While both parties practice gerrymandering, it is Trump and the Republicans who are spearheading the deployment of police and military forces within the United States. The Democrats, however, are concerned not about the threat to democratic rights but the threat to their own positions and the perks and privileges that accompany them. They view Trump’s methods as excessive and provocative, yet they share his core objective: preserving capitalist rule in the face of mounting popular opposition.

The comparison to Washington D.C. is instructive. There, Democratic Mayor Muriel Bowser publicly decried Trump’s federal takeover of the city’s police as “authoritarian,” yet she privately met with Attorney General Pam Bondi to agree to cooperate with the administration’s “Make Washington, D.C. safe again” campaign.

The supposed opposition to Trump’s methods evaporated in the face of an understanding that both parties are committed to the same program of state repression. Like the LAPD in Los Angeles, D.C. Police Chief Pamela Smith agreed to cooperate with ICE, and local cops were instructed to turn over anyone without legal immigration status to the federal authorities, even if they were only stopped for a traffic offense.
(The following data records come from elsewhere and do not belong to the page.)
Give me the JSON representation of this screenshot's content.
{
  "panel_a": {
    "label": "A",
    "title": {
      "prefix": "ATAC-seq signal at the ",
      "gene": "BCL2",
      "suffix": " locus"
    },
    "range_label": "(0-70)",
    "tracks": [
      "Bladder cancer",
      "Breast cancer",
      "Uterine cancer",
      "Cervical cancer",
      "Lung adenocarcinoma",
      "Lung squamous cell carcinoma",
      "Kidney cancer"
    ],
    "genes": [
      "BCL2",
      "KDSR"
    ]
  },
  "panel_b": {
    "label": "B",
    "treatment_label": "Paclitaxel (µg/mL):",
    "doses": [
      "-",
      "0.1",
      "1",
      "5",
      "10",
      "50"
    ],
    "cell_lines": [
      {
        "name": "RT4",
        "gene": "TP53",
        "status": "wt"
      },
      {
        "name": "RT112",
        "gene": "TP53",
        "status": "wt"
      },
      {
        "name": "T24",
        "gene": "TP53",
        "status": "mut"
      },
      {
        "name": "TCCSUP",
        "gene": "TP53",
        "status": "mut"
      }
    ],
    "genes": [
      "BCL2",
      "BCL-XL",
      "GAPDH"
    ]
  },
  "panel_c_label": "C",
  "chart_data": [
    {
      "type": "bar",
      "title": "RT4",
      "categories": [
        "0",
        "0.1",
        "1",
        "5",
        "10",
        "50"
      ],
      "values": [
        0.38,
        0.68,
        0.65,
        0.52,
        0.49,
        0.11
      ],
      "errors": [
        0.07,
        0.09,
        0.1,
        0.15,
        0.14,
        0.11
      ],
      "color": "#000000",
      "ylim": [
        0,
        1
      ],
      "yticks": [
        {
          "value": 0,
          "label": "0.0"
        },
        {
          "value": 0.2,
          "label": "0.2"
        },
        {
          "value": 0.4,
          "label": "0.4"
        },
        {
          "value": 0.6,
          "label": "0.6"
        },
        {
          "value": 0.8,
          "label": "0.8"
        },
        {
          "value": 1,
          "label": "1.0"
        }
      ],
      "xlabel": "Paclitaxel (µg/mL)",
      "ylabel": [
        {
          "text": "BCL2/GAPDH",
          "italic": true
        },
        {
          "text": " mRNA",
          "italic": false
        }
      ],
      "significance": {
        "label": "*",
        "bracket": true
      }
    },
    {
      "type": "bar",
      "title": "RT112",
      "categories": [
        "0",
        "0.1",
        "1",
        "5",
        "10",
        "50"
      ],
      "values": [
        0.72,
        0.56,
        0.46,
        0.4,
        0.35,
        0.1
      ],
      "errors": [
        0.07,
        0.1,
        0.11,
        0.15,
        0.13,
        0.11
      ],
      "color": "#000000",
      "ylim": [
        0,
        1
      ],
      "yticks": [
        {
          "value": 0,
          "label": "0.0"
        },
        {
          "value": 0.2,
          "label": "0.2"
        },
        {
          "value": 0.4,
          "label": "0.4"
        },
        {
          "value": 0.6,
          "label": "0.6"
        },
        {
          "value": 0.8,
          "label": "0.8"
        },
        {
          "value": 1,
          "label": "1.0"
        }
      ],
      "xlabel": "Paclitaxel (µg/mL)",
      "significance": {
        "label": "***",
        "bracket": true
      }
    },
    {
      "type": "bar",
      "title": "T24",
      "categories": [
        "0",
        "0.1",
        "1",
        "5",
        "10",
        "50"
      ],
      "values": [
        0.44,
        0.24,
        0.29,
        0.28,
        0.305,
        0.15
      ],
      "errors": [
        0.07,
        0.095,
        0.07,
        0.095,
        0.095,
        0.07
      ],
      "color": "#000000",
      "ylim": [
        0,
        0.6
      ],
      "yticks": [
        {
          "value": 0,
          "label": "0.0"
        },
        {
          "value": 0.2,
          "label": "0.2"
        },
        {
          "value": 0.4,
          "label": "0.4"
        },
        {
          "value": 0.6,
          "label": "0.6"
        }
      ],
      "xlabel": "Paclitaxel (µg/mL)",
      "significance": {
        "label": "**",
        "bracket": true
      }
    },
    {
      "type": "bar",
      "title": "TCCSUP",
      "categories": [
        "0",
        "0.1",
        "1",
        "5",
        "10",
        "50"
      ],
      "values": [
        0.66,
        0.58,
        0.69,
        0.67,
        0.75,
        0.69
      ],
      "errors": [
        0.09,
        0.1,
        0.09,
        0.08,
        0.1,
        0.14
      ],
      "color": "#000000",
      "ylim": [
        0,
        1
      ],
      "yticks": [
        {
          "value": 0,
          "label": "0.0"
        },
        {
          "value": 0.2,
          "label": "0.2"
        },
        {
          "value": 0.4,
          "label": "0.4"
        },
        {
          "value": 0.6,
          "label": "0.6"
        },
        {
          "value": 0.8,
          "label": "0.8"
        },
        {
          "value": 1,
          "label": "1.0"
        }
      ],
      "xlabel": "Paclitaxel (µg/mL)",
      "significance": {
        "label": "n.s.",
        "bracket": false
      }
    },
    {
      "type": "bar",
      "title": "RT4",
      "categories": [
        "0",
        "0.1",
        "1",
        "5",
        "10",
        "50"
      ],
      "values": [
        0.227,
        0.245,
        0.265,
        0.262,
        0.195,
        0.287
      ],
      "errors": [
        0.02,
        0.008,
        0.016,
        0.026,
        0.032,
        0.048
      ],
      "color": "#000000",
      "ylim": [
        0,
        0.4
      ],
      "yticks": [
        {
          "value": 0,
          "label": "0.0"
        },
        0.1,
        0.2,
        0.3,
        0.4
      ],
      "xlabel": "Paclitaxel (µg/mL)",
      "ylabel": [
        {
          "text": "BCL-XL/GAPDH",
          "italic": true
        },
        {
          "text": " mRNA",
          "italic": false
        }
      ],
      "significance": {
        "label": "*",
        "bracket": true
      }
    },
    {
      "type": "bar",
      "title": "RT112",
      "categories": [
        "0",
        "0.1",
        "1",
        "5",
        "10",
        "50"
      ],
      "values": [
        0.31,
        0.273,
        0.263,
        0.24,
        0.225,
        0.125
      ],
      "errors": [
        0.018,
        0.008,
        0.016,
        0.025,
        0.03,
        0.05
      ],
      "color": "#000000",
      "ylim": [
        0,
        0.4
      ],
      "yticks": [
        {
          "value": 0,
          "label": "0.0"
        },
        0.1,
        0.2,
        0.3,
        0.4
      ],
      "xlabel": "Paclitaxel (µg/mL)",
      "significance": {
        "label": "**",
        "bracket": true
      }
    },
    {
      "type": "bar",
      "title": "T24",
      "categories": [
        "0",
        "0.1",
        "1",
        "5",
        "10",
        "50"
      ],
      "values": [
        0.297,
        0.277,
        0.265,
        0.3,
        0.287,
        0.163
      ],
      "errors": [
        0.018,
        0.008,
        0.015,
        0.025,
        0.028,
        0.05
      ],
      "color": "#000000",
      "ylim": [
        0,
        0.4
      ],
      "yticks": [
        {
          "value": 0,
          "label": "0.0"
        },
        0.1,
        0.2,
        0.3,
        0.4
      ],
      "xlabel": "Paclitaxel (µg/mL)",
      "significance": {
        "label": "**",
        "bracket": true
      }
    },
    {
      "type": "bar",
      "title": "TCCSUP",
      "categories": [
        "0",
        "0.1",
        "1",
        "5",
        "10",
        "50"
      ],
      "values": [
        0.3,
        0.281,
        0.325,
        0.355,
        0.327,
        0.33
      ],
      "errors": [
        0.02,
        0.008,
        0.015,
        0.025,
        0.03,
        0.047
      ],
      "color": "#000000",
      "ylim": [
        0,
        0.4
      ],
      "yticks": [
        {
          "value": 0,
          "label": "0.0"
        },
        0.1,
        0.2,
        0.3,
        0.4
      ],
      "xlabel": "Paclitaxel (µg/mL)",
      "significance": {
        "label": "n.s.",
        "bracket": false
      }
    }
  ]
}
The August 14 provocation in Los Angeles follows directly from the military-style Border Patrol operation at MacArthur Park last month, when heavily armed federal agents swept through the area in an intimidation campaign against immigrant workers. In both LA and DC, at opposite ends of the country, the policy is one of normalizing the presence of heavily armed, uniformed paramilitary forces in the heart of major US urban areas.

This is the logic of the capitalist state in crisis. Trump, facing growing working class anger over declining living standards, endless wars and deepening social inequality, is turning to openly fascistic methods of rule.

The use of immigration enforcement as a spearhead for this militarization is no accident: Immigrants are a particularly vulnerable section of the working class whose persecution is used to test out repressive tactics that will be turned against the entire working class.

The Democrats’ opposition is entirely fraudulent. They do not challenge the militarization itself, only the manner and timing of its application. Their criticism of Trump is that he is destabilizing the political order and provoking mass opposition, not that he is laying the groundwork for a dictatorship.

What unites both factions of the ruling class is fear—fear of the independent political mobilization of the working class. The last several years have seen a steady increase in strikes, protests and demonstrations across the US and internationally.

The mass deployment of the Border Patrol in Los Angeles, like the federal occupation of Washington D.C., is part of a process of dismantling the remnants of democratic rights in preparation for state repression on a far broader scale. The Democratic Party, no less than the Republican, is committed to this project. They differ only on the tactics and style with which it should be implemented.

The working class must reject both camps. No confidence can be placed in the Democrats’ hollow invocations of democracy or the unions’ empty rhetoric about workers’ rights. The events of August 14 demonstrate that the defense of immigrants, democratic rights and social equality cannot be entrusted to any faction of the capitalist class.

The fight against militarization, authoritarian rule and dictatorship requires the independent mobilization of workers—immigrant and native-born alike—in a unified struggle against the entire political establishment. Rank-and-file committees must be built in workplaces, neighborhoods and schools to organize resistance, expose the role of the union bureaucracy, and link immediate demands for democratic rights to the fight for socialism.

What took place in Little Tokyo is a warning. The forces of state repression are being embedded into daily life. Their targets today are the most oppressed, but the machinery being constructed will be used against the whole working class. The only viable answer to the bipartisan conspiracy against democratic rights is the conscious intervention of the working class in political struggle, armed with a socialist program to put an end to the capitalist system that breeds dictatorship and war.